S+T+ARTS EC(H)O challenge 7

HPC DATA SYMPHONIES by Dr. Kirell Benzi

In the framework of S+T+ARTS EC(H)O – Challenge 7: Transforming Logs Into Visual Narratives


The project

Dr. Kirell Benzi is developing HPC DATA SYMPHONIES, a public-facing installation designed to make the invisible inner workings of the HLRS high-performance computing (HPC) center visible and understandable to non-specialist audiences. The artwork transforms live log data from HLRS’s HAWK supercomputer into an evolving digital landscape, visualized as a heightfield where extruded cubes correspond to compute activity by scientific field (e.g., climate modeling, AI, materials science). The project’s goal is to move beyond conventional visualization by developing a composite visual language where visual parameters (like height, shape, texture, color, and rhythm) are directly tied to real metrics such as compute time and energy consumption, ensuring the resulting landscape is expressive and data-driven.

The artist

Dr. Kirell Benzi is an award-winning data artist and AI researcher whose work explores how information can be transformed into artistic and immersive experiences. Holding a Ph.D. in Data Science from the École Polytechnique Fédérale de Lausanne (EPFL), he investigates the intersection of art, artificial intelligence, and visualization to reveal the hidden structures shaping our world.
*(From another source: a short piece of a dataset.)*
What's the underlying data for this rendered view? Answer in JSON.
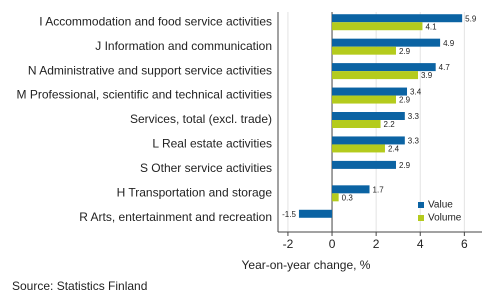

His practice treats data as a living material: something that can be sculpted, animated, and experienced. Through large-scale installations, artistic data visualizations, and interactive environments, Benzi transforms complex datasets into narratives that engage both intellect and emotion.

Bridging scientific inquiry and artistic expression, his work proposes a new language for perceiving the systems that define contemporary life. He has collaborated with museums, research institutions, and corporate partners worldwide, and his data art has been presented at international exhibitions and conferences, earning recognition for its distinctive approach to visualizing complexity.